The Talk of the Clinic PDF Author: G. H. Morris
Publisher: Routledge
ISBN: 1136690344
Category : Language Arts & Disciplines
Languages : en
Pages : 362

Get Book Here

Book Description
This collection of original papers by scholars who closely analyze the talk of the clinic features studies that were conceived with the aim of contributing to clinical practitioners' insight about how their talk works. No previous communication text has attempted to take such a practitioner-sensitive posture with its research presentations. Each chapter focuses on one or more performances that clinical practitioners -- in consort with their clients or colleagues -- must achieve with some regularity. These speech acts are consequential for effective practice and sometimes present themselves as problematic. Rather than calling for research to be simplified or reoriented in order for practitioners to understand it, these authors interpret state-of-the-art descriptive analysis for its practical import for clinicians. Each contributor delves deeply into clinical practice and its wisdom; therefore, each is positioned to identify alternative clinical practices and techniques and to appreciate practitioners' means of performing effectively. When reflective practitioners encounter these new pieces of work, productive alterations in how their work is done can be stimulated. By reading this work, reflective practitioners will now have new ways of considering their talk and new possibilities for speaking effectively. The volume is uniquely constructed so as to engage in dialogue with these reflective practitioners as they struggle to articulate their work. A practical wisdom-as-research trend has recently emerged in the clinical fields stimulating these practitioners to explore new and more informative ways -- communication and literary theory, ethnography, and discourse analysis -- to express what they do in clinics and hospitals. With the studies presented in this book, the editors build upon this dialectical process between practitioner and researcher, thus helping this productive conversation to continue.

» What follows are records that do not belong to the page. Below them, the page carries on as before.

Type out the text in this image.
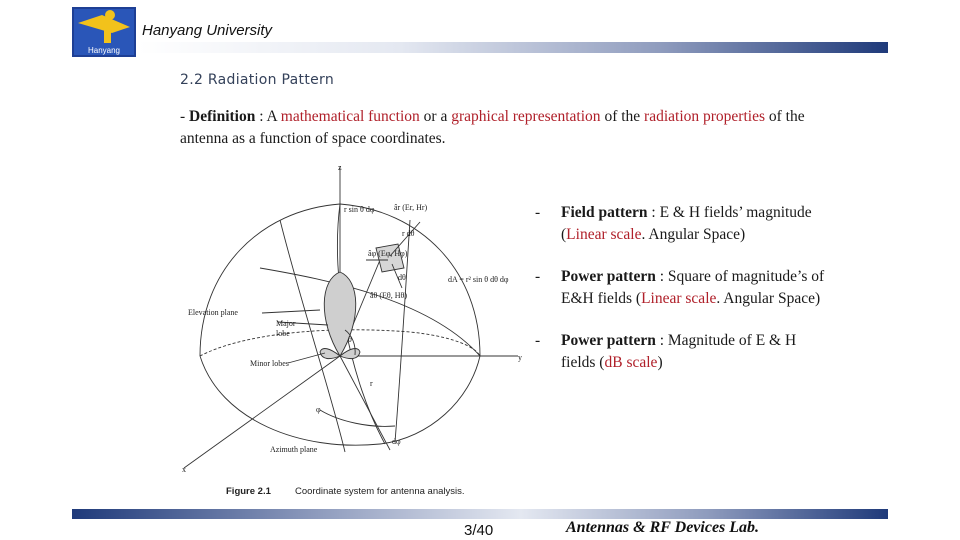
Hanyang
Hanyang University
2.2 Radiation Pattern
- Definition : A mathematical function or a graphical representation of the radiation properties of the antenna as a function of space coordinates.
z
y
x
r sin θ dφ âr (Er, Hr)
r dθ
âφ (Eφ, Hφ)
dA = r² sin θ dθ dφ
âθ (Eθ, Hθ)
Elevation plane
Major
lobe
Minor lobes
θ
r
φ
dφ
dθ
Azimuth plane
Figure 2.1	Coordinate system for antenna analysis.
- Field pattern : E & H fields’ magnitude (Linear scale. Angular Space)
- Power pattern : Square of magnitude’s of E&H fields (Linear scale. Angular Space)
- Power pattern : Magnitude of E & H fields (dB scale)
3/40	Antennas & RF Devices Lab.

The Handbook of Discourse Analysis

The Handbook of Discourse Analysis PDF Author: Deborah Schiffrin
Publisher: John Wiley & Sons
ISBN: 0470751983
Category : Language Arts & Disciplines
Languages : en
Pages : 872

Get Book Here

Book Description
The Handbook of Discourse Analysis makes significant contributions to current research and serves as a comprehensive and authoritative guide to the central issues in contemporary discourse analysis. Features comprehensive coverage of contemporary discourse analysis. Offers an overview of how different disciplines approach the analysis of discourse. Provides analysis of a wide range of data, including political speeches, everyday conversation, and literary texts. Includes a varied range of theoretical models, such as relevance theory and systemic-functional linguistics; and methodology, including interpretive, statistical, and formal methodsFeatures comprehensive coverage of contemporary discourse analysis.